Japan Day, hosted by the Embassy of Japan, continued its role of bringing Japanese and Jamaican cultures together as a sizeable crowd showed up at the Jamaica Pegasus Hotel on Sunday (Feb 2) for the three-hour event.
The packed programme once started, kept the growing audience interested to the very end.
Displays of Japanese culture ranged from the simple beauty of Ikebana, their method of arranging flowers, to the high impact demonstrations of the Japanese martial arts of Karate, Aikido, and Judo.
Japanese influence on local culture could be best summed up by the contributions of the Anime Nerds of Jamaica, the Jamaica Kosplay Club, and dance group Jamaica Cosplay Dancers.
The three groups combined their efforts for a Kosplay fashion show with members dressed as popular characters from Japanese animation—anime, Japanese comics—manga, and video games. The Jamaica Kosplay Dancers hit the floor bopping to several Japanese pop songs.
Several gymnasts from Nishida’s Gymnastics also brought similar energy with their highflying skills.
The dancing became even more interactive when onlookers were introduced to Bon Odori.
Led by the Japanese International Cooperation Agency volunteers, all were asked to stand and follow along to this simple traditional Japanese dance normally performed during the Obon celebration.
The ultimate Japan/Jamaica mash-up was left for last as Japanese reggae performer Rankin Pumpkin Yoko closed out the event with her humour and dancehall musical style.
Beyond the entertainment packages, Japan Day had plenty to keep everyone busy as booths offered even deeper ways to experience Japanese culture.
Attendees could watch and learn the art of Japanese paper folding—Origami, learn to write Japanese with calligraphy lessons or even try on authentic Japanese clothing at the Yukata booth.

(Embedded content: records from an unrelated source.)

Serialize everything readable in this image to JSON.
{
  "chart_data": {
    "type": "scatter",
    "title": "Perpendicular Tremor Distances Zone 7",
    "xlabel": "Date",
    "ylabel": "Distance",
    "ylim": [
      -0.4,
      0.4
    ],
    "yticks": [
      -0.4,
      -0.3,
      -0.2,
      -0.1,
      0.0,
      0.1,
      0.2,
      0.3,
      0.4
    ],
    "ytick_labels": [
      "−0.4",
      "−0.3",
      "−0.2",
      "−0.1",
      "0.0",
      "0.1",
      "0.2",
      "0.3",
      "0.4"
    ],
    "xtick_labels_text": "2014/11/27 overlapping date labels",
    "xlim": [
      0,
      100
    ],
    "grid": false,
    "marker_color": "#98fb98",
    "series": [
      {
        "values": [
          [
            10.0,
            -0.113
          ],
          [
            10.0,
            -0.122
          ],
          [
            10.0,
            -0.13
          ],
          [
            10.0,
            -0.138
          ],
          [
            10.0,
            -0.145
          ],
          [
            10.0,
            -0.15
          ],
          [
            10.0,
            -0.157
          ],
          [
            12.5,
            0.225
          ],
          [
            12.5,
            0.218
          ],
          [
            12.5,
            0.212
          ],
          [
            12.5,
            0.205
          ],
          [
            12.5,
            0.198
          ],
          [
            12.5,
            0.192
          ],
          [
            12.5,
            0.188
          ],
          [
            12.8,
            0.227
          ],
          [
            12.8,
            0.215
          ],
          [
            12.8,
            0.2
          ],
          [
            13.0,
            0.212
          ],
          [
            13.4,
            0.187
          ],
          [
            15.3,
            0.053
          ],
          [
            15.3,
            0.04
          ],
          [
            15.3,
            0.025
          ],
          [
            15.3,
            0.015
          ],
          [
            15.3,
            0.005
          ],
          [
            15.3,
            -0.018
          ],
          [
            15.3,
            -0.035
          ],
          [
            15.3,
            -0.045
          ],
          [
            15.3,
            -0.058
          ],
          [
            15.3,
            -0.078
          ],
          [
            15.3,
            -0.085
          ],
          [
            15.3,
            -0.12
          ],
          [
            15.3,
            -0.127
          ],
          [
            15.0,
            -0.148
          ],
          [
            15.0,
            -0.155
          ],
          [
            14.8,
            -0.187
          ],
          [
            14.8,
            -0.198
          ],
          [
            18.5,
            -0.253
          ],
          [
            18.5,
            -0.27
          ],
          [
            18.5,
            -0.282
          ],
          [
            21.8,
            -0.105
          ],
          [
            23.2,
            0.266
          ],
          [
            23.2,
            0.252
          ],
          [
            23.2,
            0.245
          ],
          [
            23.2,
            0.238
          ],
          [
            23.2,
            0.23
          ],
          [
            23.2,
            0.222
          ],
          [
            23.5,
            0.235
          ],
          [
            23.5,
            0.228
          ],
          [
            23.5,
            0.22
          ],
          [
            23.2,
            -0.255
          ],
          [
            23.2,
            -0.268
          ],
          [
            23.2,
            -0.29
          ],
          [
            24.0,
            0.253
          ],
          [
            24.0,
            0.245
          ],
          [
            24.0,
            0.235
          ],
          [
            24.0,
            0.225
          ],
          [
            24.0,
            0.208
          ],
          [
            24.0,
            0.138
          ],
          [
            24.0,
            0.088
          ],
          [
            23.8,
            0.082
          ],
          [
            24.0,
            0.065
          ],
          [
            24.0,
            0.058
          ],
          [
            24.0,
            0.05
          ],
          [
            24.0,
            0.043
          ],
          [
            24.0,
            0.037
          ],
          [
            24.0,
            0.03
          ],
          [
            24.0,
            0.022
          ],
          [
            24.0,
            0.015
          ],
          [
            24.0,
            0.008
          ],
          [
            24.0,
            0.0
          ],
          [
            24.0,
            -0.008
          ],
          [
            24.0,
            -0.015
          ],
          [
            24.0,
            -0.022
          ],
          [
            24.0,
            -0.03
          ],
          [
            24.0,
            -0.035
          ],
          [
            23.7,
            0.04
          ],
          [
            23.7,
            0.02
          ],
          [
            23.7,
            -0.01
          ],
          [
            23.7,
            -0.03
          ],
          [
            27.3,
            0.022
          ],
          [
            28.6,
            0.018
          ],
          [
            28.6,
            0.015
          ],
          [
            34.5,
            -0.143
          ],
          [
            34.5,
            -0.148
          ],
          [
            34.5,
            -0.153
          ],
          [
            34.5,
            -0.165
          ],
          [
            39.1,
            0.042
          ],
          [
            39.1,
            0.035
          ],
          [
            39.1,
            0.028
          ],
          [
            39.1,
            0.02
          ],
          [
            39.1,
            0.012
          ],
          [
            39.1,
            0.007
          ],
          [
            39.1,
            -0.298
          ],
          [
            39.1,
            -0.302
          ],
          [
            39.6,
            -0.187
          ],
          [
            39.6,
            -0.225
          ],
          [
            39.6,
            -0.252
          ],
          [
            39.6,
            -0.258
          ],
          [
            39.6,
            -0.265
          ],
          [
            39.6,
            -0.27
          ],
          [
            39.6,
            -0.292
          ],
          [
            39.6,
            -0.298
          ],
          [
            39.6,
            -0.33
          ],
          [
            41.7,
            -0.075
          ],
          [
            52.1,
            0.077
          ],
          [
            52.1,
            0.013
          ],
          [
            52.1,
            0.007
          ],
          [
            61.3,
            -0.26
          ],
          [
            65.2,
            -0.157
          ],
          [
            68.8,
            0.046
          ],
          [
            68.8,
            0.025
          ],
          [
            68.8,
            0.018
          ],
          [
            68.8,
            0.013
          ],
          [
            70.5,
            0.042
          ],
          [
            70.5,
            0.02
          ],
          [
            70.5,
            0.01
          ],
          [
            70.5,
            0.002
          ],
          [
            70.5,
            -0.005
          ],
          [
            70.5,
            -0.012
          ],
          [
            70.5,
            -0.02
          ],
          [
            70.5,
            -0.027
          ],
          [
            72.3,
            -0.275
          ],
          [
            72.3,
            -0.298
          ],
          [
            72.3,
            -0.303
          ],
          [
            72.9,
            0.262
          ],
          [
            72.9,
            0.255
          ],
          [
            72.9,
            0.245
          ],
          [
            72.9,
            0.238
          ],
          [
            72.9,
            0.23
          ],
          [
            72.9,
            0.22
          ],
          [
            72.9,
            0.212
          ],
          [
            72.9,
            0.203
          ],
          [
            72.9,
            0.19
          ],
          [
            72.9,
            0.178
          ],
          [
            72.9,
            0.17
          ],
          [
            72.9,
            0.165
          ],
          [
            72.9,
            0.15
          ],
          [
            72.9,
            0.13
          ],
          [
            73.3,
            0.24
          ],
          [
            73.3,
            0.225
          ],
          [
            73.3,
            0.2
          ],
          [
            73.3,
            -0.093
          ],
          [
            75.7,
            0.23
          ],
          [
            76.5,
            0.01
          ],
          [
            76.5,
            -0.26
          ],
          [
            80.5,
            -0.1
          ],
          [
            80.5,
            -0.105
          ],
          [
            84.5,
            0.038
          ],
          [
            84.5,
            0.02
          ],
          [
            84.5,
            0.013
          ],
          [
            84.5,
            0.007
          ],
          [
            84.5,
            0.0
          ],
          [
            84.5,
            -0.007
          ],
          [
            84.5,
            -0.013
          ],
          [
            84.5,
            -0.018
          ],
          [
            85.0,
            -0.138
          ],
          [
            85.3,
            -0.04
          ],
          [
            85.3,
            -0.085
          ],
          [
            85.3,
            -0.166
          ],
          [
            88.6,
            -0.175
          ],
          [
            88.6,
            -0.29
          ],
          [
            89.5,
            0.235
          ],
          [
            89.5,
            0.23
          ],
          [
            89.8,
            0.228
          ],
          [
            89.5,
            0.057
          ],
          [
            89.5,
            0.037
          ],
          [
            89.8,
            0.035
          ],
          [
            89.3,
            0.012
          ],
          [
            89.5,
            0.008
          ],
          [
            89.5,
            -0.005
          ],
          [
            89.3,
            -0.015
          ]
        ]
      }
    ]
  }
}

All were encouraged to grab colourful Japanese calendars, build one for themselves, or browse jewellery and art from Chupse and Rico Reiko Nagase.
Hiromasa Yamazaki, Ambassador of Japan to Jamaica took the time to highlight the Japan Exchange & Teaching (JET) Programme as the ultimate expression of cultural exchange between the two countries.
“For persons who are interested in work or study in Japan, we have a great opportunity for you. We have sent twenty-six Jamaicans to Japan as assistant English teachers on the JET programme last year. This number is totalling four-hundred and nine Jamaicans since year 2000,” he said.
He added that 100 more persons were sent to Japan for similar positions via private programmes as well and expected that number to double this year.